関西電力高浜、大飯両原発3、4号機の地元住民らが福井地裁に再稼働差し止めを求めた仮処分の第2回審尋が11日、福井地裁であった。
樋口英明裁判長は、高浜については「緊急性」を認めて審尋を終結させた。住民側弁護団は会見で「仮処分申請が却下される理由が見当たらない」と再稼働阻止に自信と期待を膨らませた。

関電側は「争点が多岐にわたり、専門性が高い。仮処分の判断が多方面に影響を及ぼす事案である」として、慎重な審理を求めてきた。しかし、住民側弁護団によると、樋口裁判長は高浜原発3、4号機について「機は熟した」と述べ、結審を告げたという。

樋口裁判長は昨年5月の福井地裁判決で、大飯3、4号機の運転差し止めを命じる判決を指揮しており、住民側弁護団は、今月中にも高浜3、4号機の再稼働を禁じる仮処分を決定する可能性が高いとみている。

申し立てた住民の一人で坂井市の松田正さん(65)は「大きな山を超えた。記念の日になった」。大阪府高槻市の水戸喜世子さん(79)は「福島の事故は何一つ終わっていない。再稼働はあり得ず、頼るのは司法しかない」と期待を込めた。
元金沢地裁裁判長で北陸電力志賀原発2号機の運転差し止めを命じた井戸謙一弁護士(60)は「一般的には、裁判官は負担が大きい判断はしたがらず、決定が延びることもある。樋口裁判長の職務を全うする責任感に感動した」と話した。

住民側弁護団は、関電側が樋口裁判長ら3人の裁判官の交代を求める「忌避(きひ)」を申し立てたことを「大企業が裁判官の忌避を申し立てるのは異例。追い詰められていることがはっきりした」と指摘。
弁護団共同代表の河合弘之弁護士(70)は「私たちの希望が目の前に近づいている。明るい思いだ」と話した。

一方、大飯3、4号機については審理を継続し、5月20日午後3時から第3回審尋がある。(小川詩織、山田理恵)

■町議会の判断に影響あると認識 高浜町議会議長

福井地裁で高浜原発3、4号機の再稼働差し止め仮処分の審尋が打ち切られ、月内にも再稼働を禁じる仮処分が決定される可能性が出てきたことを受け、高浜町議会の的場輝夫議長は11日、朝日新聞などの取材に対し
「司法の判断にまったく影響を受けないことはない」と話し、再稼働を巡る議会判断に一定の影響が出るとの認識を示した。

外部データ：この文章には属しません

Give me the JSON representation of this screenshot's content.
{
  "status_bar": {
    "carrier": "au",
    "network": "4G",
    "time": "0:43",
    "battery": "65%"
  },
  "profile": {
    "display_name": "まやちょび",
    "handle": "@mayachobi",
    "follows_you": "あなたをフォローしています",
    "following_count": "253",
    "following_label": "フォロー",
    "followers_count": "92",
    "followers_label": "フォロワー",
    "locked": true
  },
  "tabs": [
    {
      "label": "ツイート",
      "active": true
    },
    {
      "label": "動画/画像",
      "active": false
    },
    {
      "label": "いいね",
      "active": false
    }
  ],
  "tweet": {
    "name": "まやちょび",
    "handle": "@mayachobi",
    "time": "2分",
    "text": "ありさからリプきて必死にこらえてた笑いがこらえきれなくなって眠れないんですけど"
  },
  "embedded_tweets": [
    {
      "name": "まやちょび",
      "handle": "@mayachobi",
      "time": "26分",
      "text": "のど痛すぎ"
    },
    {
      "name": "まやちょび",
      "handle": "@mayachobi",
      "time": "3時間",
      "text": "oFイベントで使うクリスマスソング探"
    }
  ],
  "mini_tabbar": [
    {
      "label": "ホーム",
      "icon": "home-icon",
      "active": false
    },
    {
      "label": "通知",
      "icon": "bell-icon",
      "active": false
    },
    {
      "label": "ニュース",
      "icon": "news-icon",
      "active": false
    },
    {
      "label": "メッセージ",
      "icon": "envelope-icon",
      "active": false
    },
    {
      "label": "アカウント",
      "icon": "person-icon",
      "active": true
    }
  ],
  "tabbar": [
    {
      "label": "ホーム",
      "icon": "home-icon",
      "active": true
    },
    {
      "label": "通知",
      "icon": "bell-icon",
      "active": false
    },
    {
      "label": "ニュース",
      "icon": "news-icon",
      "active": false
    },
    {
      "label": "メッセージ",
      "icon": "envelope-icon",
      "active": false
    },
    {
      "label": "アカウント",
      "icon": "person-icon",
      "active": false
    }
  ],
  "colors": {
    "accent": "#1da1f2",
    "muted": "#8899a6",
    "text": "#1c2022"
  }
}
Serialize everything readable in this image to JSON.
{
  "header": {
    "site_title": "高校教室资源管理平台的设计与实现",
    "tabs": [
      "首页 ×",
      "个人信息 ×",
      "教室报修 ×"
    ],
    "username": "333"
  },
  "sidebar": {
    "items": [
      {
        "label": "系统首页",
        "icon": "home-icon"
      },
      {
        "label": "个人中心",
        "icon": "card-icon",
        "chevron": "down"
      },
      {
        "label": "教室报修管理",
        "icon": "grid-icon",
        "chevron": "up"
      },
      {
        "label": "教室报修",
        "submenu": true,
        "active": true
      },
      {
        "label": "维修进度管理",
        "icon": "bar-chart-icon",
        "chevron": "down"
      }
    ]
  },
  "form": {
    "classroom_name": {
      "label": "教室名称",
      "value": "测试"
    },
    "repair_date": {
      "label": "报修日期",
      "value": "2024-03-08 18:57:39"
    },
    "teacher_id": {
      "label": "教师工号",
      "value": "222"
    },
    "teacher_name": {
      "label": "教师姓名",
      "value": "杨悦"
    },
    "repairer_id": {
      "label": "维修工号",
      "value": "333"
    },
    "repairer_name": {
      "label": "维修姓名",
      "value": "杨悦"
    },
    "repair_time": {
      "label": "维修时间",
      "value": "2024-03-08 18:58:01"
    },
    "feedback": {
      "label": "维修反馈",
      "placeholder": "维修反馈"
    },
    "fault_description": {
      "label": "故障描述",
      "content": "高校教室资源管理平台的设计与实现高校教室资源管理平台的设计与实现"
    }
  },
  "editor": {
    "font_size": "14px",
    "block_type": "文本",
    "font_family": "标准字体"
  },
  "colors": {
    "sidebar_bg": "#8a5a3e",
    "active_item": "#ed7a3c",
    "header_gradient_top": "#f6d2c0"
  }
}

的場議長は20日の町議会全員協議会で再稼働の同意について議長の考え方を示し、議会の最終判断をとりまとめる意向を示していた。
しかし、「(司法判断が)20日までに出ていれば議長の判断に織り込みたい。出ていない場合は議長の判断に含めず、議員に諮りたい」と戸惑いを見せた。